Some sources use the term to define the ideal random bit string (one bit of entropy per bit of output). In this sense "getting to 100% full entropy is impossible" in the real world.^[2]

Definition

The mathematical definition relies on a "distinguishing game": an adversary with an unlimited computing power is provided with two sets of random numbers, each containing W elements of length n. One set is ideal, it contains bit strings from the theoretically perfect random number generator, the other set is real and includes bit strings from the practical random number source after a randomness extractor. The full entropy for particular values of W and positive parameter ${\displaystyle \delta }$  is achieved if an adversary cannot guess the real set with probability higher than ${\displaystyle {\frac {1}{2}}+\delta }$ .^[3]

Additional entropy

The practical way to achieve the full entropy is to obtain from an entropy source bit strings longer than n bits, apply to them a high-quality randomness extractor that produces the n-bit result, and build the real set from these results. The ideal elements by nature have an entropy value of n. The inputs of the conditioning function will need to have a higher min-entropy value H to satisfy the full-entropy definition. The number of additional bits of entropy H-n depends on W and ${\displaystyle \delta }$ ; the following table contains few representative values:^[4]
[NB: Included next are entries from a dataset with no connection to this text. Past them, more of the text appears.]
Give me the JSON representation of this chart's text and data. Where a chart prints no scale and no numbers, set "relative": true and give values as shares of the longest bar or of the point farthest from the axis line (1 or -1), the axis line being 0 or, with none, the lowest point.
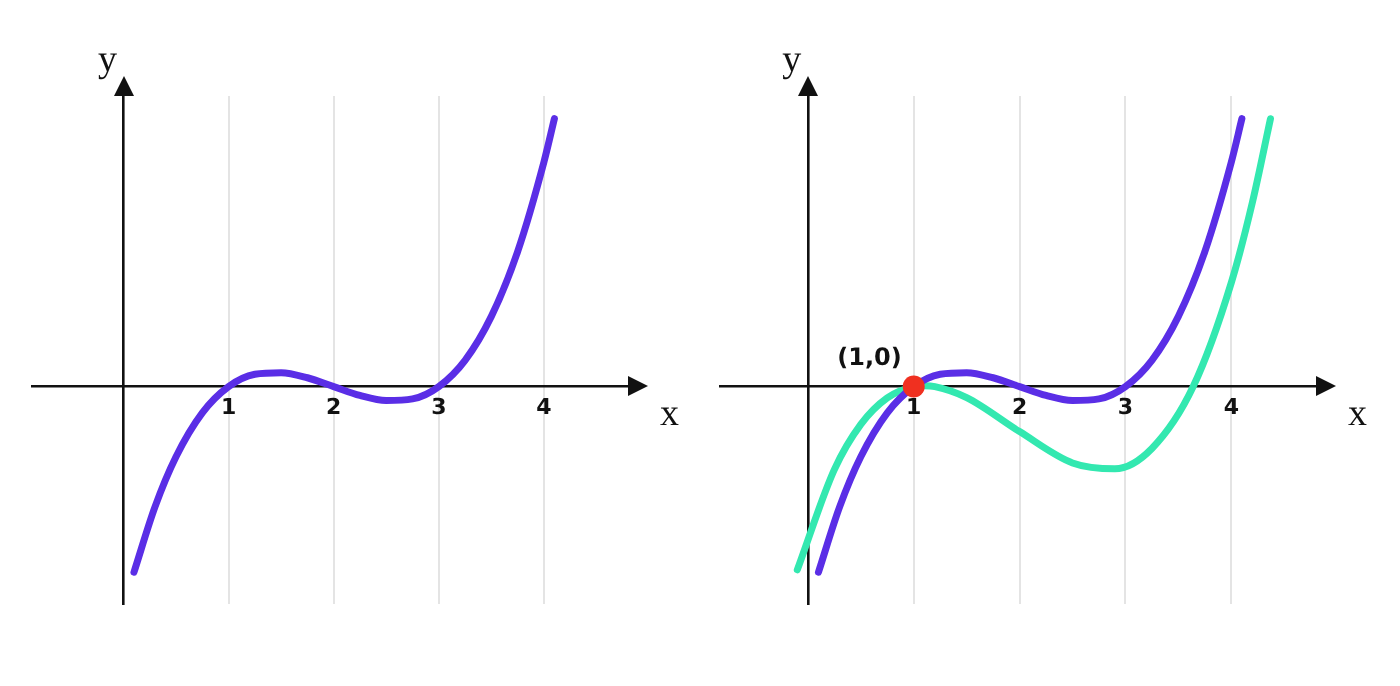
{
  "chart_data": [
    {
      "type": "line",
      "relative": true,
      "xlabel": "x",
      "ylabel": "y",
      "xlim": [
        -0.87,
        4.8
      ],
      "xticks": [
        1,
        2,
        3,
        4
      ],
      "grid": "x",
      "tick_labels": "x",
      "series": [
        {
          "color": "#5a2ee6",
          "x": [
            0.1,
            0.3,
            0.5,
            0.75,
            1,
            1.25,
            1.5,
            1.75,
            2,
            2.25,
            2.5,
            2.75,
            3,
            3.25,
            3.5,
            3.75,
            4,
            4.1
          ],
          "values": [
            -0.693,
            -0.449,
            -0.262,
            -0.098,
            0,
            0.046,
            0.052,
            0.033,
            0,
            -0.033,
            -0.052,
            -0.046,
            0,
            0.098,
            0.262,
            0.504,
            0.838,
            1.0
          ]
        }
      ]
    },
    {
      "type": "line",
      "relative": true,
      "xlabel": "x",
      "ylabel": "y",
      "xlim": [
        -0.83,
        4.8
      ],
      "xticks": [
        1,
        2,
        3,
        4
      ],
      "grid": "x",
      "tick_labels": "x",
      "annotations": [
        {
          "text": "(1,0)",
          "x": 1,
          "y": 0
        }
      ],
      "series": [
        {
          "color": "#5a2ee6",
          "x": [
            0.1,
            0.3,
            0.5,
            0.75,
            1,
            1.25,
            1.5,
            1.75,
            2,
            2.25,
            2.5,
            2.75,
            3,
            3.25,
            3.5,
            3.75,
            4,
            4.1
          ],
          "values": [
            -0.693,
            -0.449,
            -0.262,
            -0.098,
            0,
            0.046,
            0.052,
            0.033,
            0,
            -0.033,
            -0.052,
            -0.046,
            0,
            0.098,
            0.262,
            0.504,
            0.838,
            1.0
          ]
        },
        {
          "color": "#33e8b0",
          "x": [
            -0.1,
            0.25,
            0.5,
            0.75,
            1,
            1.1,
            1.2,
            1.5,
            2,
            2.5,
            2.9,
            3.25,
            3.64,
            4,
            4.2,
            4.37
          ],
          "values": [
            -0.684,
            -0.31,
            -0.141,
            -0.042,
            0,
            0.003,
            0,
            -0.041,
            -0.168,
            -0.285,
            -0.307,
            -0.231,
            0,
            0.388,
            0.689,
            1.0
          ]
        }
      ]
    }
  ]
}
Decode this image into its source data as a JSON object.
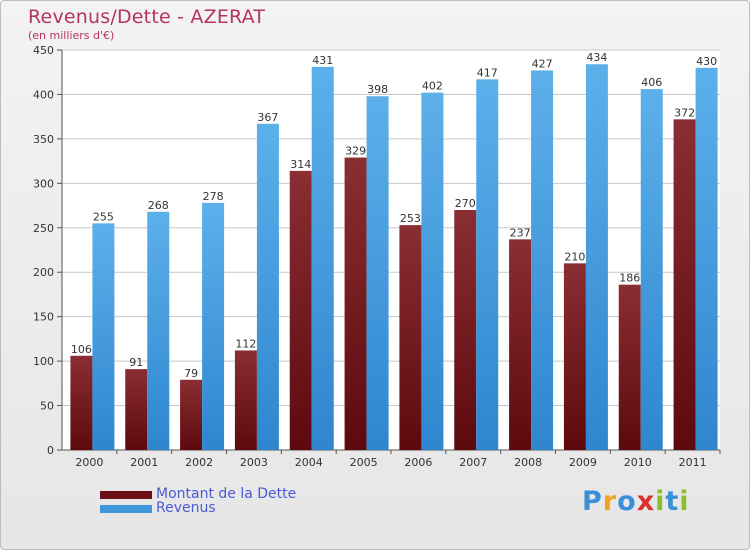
{
  "title": "Revenus/Dette - AZERAT",
  "subtitle": "(en milliers d'€)",
  "chart_data": {
    "type": "bar",
    "title": "Revenus/Dette - AZERAT",
    "ylabel": "(en milliers d'€)",
    "xlabel": "",
    "ylim": [
      0,
      450
    ],
    "yticks": [
      0,
      50,
      100,
      150,
      200,
      250,
      300,
      350,
      400,
      450
    ],
    "grid": true,
    "legend_position": "bottom-left",
    "categories": [
      "2000",
      "2001",
      "2002",
      "2003",
      "2004",
      "2005",
      "2006",
      "2007",
      "2008",
      "2009",
      "2010",
      "2011"
    ],
    "series": [
      {
        "name": "Montant de la Dette",
        "color": "#7a1f25",
        "values": [
          106,
          91,
          79,
          112,
          314,
          329,
          253,
          270,
          237,
          210,
          186,
          372
        ]
      },
      {
        "name": "Revenus",
        "color": "#4fa3e0",
        "values": [
          255,
          268,
          278,
          367,
          431,
          398,
          402,
          417,
          427,
          434,
          406,
          430
        ]
      }
    ]
  },
  "legend": [
    {
      "label": "Montant de la Dette",
      "color": "#6b0f14"
    },
    {
      "label": "Revenus",
      "color": "#3f98dc"
    }
  ],
  "logo": {
    "letters": [
      "P",
      "r",
      "o",
      "x",
      "i",
      "t",
      "i"
    ],
    "colors": [
      "#3a8fd8",
      "#f0a31c",
      "#3a8fd8",
      "#d8302f",
      "#8bbf2a",
      "#3a8fd8",
      "#8bbf2a"
    ]
  }
}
Minimum value of additional entropy H-n

W	${\displaystyle \delta =2^{-20}}$	${\displaystyle \delta =2^{-10}}$
${\displaystyle 2^{32}}$	67.3	47.3
${\displaystyle 2^{48}}$	83.3	63.3
${\displaystyle 2^{56}}$	91.3	71.3

Randomness extractor requirements

Not every randomness extractor will produce the desired results. For example, the Von Neumann extractor, while providing an unbiased output, does not decorrelate groups of bits, so for serially correlated inputs (typical for many entropy sources) the output bits will not be independent.^[5] NIST therefore defines the "vetted conditioning components" in its NIST SP 800-90B standard, including AES-CBC-MAC.^[5]

References

1. Buller et al. 2023, p. i.
2. Johnston 2018, p. 18.
3. Buller et al. 2023, p. 1.
4. Buller et al. 2023, p. 2.
5. Johnston 2018, p. 16.

Sources

• Buller, Darryl; Kaufer, Aaron; Roginsky, Allen; Turan, Meltem Sönmez (April 2023). "NIST Interagency Report NIST IR 8427 Discussion on the Full Entropy Assumption of the SP 800-90 Series" (PDF). NIST. doi:10.6028/NIST.IR.8427.ipd. Retrieved 1 November 2023.
• Johnston, D. (2018). Random Number Generators—Principles and Practices: A Guide for Engineers and Programmers. De Gruyter. ISBN 978-1-5015-0606-2. Retrieved 2023-11-01.